Dengan mengemukakan alur adat dan pembagian serta sifat adat Minangkabau seperti dikemukakan di atas, maka kita kembali pada persoalan antara adat dan hukum adat Minangkabau. Dalam konteks ini yang dimaksud dengan adat di Minangkabau adalah adat yang tidak “lekang dipanas, tidak Iapuk dihujan” yaitu adat ciptaan Tuhan Yang Maha Pencipta.

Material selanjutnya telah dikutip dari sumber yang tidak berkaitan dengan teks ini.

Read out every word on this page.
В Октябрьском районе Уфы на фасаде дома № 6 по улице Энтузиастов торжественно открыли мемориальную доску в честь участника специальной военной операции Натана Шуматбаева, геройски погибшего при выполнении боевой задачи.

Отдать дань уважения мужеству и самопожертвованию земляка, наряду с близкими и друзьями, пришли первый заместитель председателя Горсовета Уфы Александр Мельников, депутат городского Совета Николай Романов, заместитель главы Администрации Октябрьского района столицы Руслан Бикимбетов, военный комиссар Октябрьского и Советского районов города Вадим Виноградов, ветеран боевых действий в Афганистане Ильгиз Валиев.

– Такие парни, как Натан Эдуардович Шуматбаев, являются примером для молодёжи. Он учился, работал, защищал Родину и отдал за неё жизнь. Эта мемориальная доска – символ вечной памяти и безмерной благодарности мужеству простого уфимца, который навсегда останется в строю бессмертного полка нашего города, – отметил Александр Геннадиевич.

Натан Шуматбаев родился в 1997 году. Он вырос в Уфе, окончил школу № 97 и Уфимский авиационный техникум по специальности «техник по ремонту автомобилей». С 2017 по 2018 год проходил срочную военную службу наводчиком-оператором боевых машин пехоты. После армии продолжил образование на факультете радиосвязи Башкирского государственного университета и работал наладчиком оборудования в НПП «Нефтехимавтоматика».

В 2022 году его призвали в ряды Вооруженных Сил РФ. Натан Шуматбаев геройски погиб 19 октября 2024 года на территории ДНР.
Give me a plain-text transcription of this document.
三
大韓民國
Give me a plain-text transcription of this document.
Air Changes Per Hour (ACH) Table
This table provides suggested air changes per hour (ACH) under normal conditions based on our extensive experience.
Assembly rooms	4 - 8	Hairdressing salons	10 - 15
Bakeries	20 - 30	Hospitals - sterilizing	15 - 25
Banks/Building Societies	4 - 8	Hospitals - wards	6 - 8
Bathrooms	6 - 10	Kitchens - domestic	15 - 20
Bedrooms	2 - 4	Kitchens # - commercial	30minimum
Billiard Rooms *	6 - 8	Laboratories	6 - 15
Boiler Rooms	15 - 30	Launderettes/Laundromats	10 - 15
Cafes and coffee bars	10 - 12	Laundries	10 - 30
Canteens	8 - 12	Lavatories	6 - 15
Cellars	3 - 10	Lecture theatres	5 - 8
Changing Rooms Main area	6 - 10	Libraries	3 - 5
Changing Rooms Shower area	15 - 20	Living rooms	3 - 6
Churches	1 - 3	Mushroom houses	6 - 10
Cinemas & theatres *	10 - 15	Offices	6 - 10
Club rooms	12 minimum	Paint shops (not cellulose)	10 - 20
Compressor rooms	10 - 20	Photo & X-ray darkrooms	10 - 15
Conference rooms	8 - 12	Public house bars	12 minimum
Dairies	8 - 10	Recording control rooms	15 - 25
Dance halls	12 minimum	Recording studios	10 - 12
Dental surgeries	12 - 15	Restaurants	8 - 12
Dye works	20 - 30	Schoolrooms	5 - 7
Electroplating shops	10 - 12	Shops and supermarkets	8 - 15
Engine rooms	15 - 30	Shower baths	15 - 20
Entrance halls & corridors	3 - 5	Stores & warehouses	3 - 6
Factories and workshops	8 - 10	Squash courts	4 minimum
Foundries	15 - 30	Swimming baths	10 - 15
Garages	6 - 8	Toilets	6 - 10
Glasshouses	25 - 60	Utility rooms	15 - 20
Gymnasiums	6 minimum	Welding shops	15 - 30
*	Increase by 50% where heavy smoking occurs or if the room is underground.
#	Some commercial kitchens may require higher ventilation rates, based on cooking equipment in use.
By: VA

Di kalangan masyarakat istilah “hukum adat” jarang digunakan, yang lazim digunakan adalah “adat” saja, tetapi jika istilah tersebut digunakan secara secara campur aduk akan menimbulkan masalah. Sebab secara prinsip dan teknis ada perbedaan antara adat dan hukum adat. Hukum adat adalah bagian tertentu dari adat yang memiliki atau mempunyai akibat hukum. Pada tatatan ini, tentu dengan pemahaman, bahwa tidak semua adat menimbulkan atau mempunyai akibat hukum. Meskipun di sisi lain masih memerlukan pemikiran yang mendalam apakah bisa dikatakan hukum adat Minangkabau sebagai bagian dari adat Minangkabau.
Perbedaan pandangan tentu bisa terjadi, namun setidaknya sebagai upaya pencarian garis tegas dalam setiap tindakan dalam masyarakat adat Minangkabau yang memiliki akibat hukum dengan yang tidak memiliki akibat hukum. Di sisi lain, dalam setiap pengambilan keputusan atau melakukan suatu tindakan dalam konteks adat, maka haruslah dilihat terlebih dahulu apakah persoalannya menyangkut sesuatu yang sudah diatur dalam adat yang bersifat “babua mati” dan bila “ya”, maka adat nan babua sintak tentu tidak seharusnya berada dibelakang. Mungkin ada pendapat lain, dan hal itu sejatinya akan memperkaya pemahaman kita terhadap adat dan hukum adat Minangkabau*.